If you set these parameters appropriately according to the recommended values ​​above, but find that Rebalance still occurs, then I suggest you to check the GC performance on the Consumer side, such as whether there is a long pause caused by frequent Full GC, and thus Triggered Rebalance. Why specifically say GC? That's because in actual scenarios, I have seen too many unexpected Rebalances caused by the program's frequent Full GC due to unreasonable GC settings.

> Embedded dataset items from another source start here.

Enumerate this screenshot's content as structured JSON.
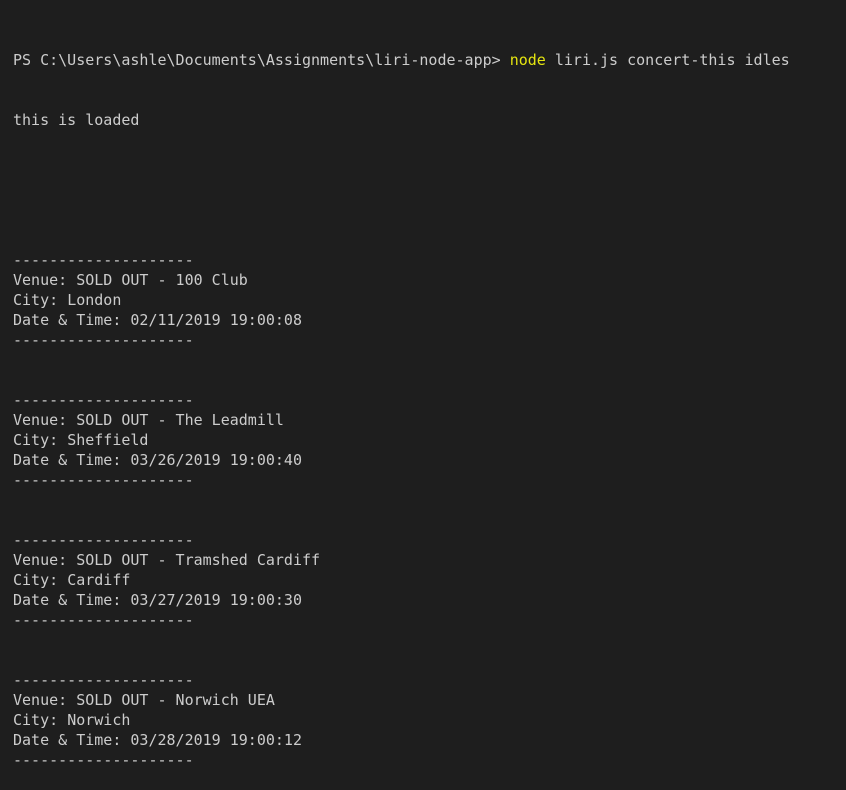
{
  "terminal": {
    "prompt": "PS C:\\Users\\ashle\\Documents\\Assignments\\liri-node-app> ",
    "command_keyword": "node",
    "command_args": " liri.js concert-this idles",
    "output_first": "this is loaded",
    "separator": "--------------------",
    "venue_prefix": "Venue: ",
    "city_prefix": "City: ",
    "date_prefix": "Date & Time: ",
    "events": [
      {
        "venue": "SOLD OUT - 100 Club",
        "city": "London",
        "datetime": "02/11/2019 19:00:08"
      },
      {
        "venue": "SOLD OUT - The Leadmill",
        "city": "Sheffield",
        "datetime": "03/26/2019 19:00:40"
      },
      {
        "venue": "SOLD OUT - Tramshed Cardiff",
        "city": "Cardiff",
        "datetime": "03/27/2019 19:00:30"
      },
      {
        "venue": "SOLD OUT - Norwich UEA",
        "city": "Norwich",
        "datetime": "03/28/2019 19:00:12"
      }
    ]
  },
  "colors": {
    "background": "#1e1e1e",
    "text": "#cccccc",
    "command_highlight": "#e5e510"
  }
}
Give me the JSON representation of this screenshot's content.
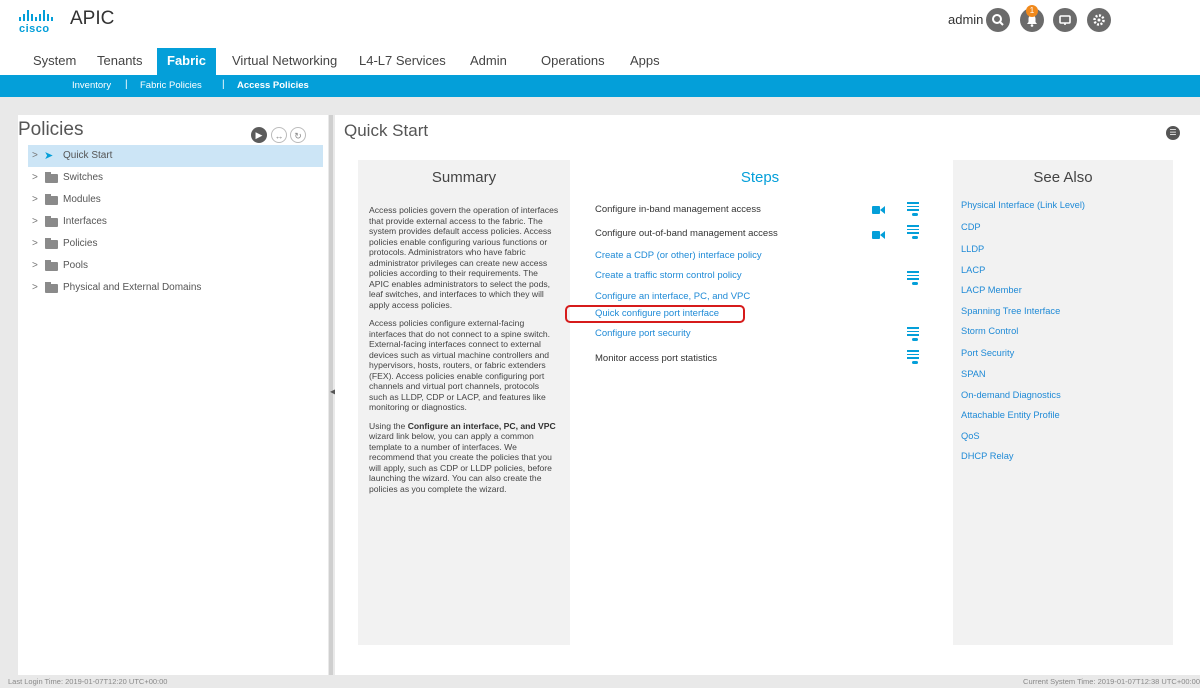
{
  "header": {
    "logo_text": "cisco",
    "app_title": "APIC",
    "user": "admin",
    "notification_count": "1",
    "icons": [
      "search-icon",
      "bell-icon",
      "feedback-icon",
      "gear-icon"
    ]
  },
  "nav": {
    "tabs": [
      "System",
      "Tenants",
      "Fabric",
      "Virtual Networking",
      "L4-L7 Services",
      "Admin",
      "Operations",
      "Apps"
    ],
    "active_tab": "Fabric",
    "subtabs": [
      "Inventory",
      "Fabric Policies",
      "Access Policies"
    ],
    "separator": "|",
    "active_subtab": "Access Policies"
  },
  "left_panel": {
    "title": "Policies",
    "tree": [
      {
        "label": "Quick Start",
        "selected": true,
        "icon": "quick-start-icon"
      },
      {
        "label": "Switches",
        "icon": "folder-icon"
      },
      {
        "label": "Modules",
        "icon": "folder-icon"
      },
      {
        "label": "Interfaces",
        "icon": "folder-icon"
      },
      {
        "label": "Policies",
        "icon": "folder-icon"
      },
      {
        "label": "Pools",
        "icon": "folder-icon"
      },
      {
        "label": "Physical and External Domains",
        "icon": "folder-icon"
      }
    ]
  },
  "quick_start": {
    "title": "Quick Start",
    "summary": {
      "title": "Summary",
      "p1": "Access policies govern the operation of interfaces that provide external access to the fabric. The system provides default access policies. Access policies enable configuring various functions or protocols. Administrators who have fabric administrator privileges can create new access policies according to their requirements. The APIC enables administrators to select the pods, leaf switches, and interfaces to which they will apply access policies.",
      "p2": "Access policies configure external-facing interfaces that do not connect to a spine switch. External-facing interfaces connect to external devices such as virtual machine controllers and hypervisors, hosts, routers, or fabric extenders (FEX). Access policies enable configuring port channels and virtual port channels, protocols such as LLDP, CDP or LACP, and features like monitoring or diagnostics.",
      "p3_pre": "Using the ",
      "p3_bold": "Configure an interface, PC, and VPC",
      "p3_post": " wizard link below, you can apply a common template to a number of interfaces. We recommend that you create the policies that you will apply, such as CDP or LLDP policies, before launching the wizard. You can also create the policies as you complete the wizard."
    },
    "steps": {
      "title": "Steps",
      "items": [
        "Configure in-band management access",
        "Configure out-of-band management access",
        "Create a CDP (or other) interface policy",
        "Create a traffic storm control policy",
        "Configure an interface, PC, and VPC",
        "Quick configure port interface",
        "Configure port security",
        "Monitor access port statistics"
      ]
    },
    "see_also": {
      "title": "See Also",
      "links": [
        "Physical Interface (Link Level)",
        "CDP",
        "LLDP",
        "LACP",
        "LACP Member",
        "Spanning Tree Interface",
        "Storm Control",
        "Port Security",
        "SPAN",
        "On-demand Diagnostics",
        "Attachable Entity Profile",
        "QoS",
        "DHCP Relay"
      ]
    }
  },
  "footer": {
    "last_login": "Last Login Time: 2019-01-07T12:20 UTC+00:00",
    "system_time": "Current System Time: 2019-01-07T12:38 UTC+00:00"
  },
  "colors": {
    "accent": "#049fd9",
    "link": "#1f8ad6",
    "highlight_border": "#d61b1b"
  }
}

6. Application of rebalancing
If Kafka triggers rebalancing , we need to submit the offset of the last processed record before the consumer loses ownership of a partition. If the consumer prepares a buffer for handling occasional events, it needs to process the accumulated records in the buffer before losing ownership of the partition. You may also need to close file handles, database connections, etc.

When assigning a new partition to a consumer or removing an old partition, you can execute some application code through the consumer API, and pass in a ConsumerRebalanceListener instance when calling the subscribe() method. ConsumerRebalanceListener has two methods that need to be implemented.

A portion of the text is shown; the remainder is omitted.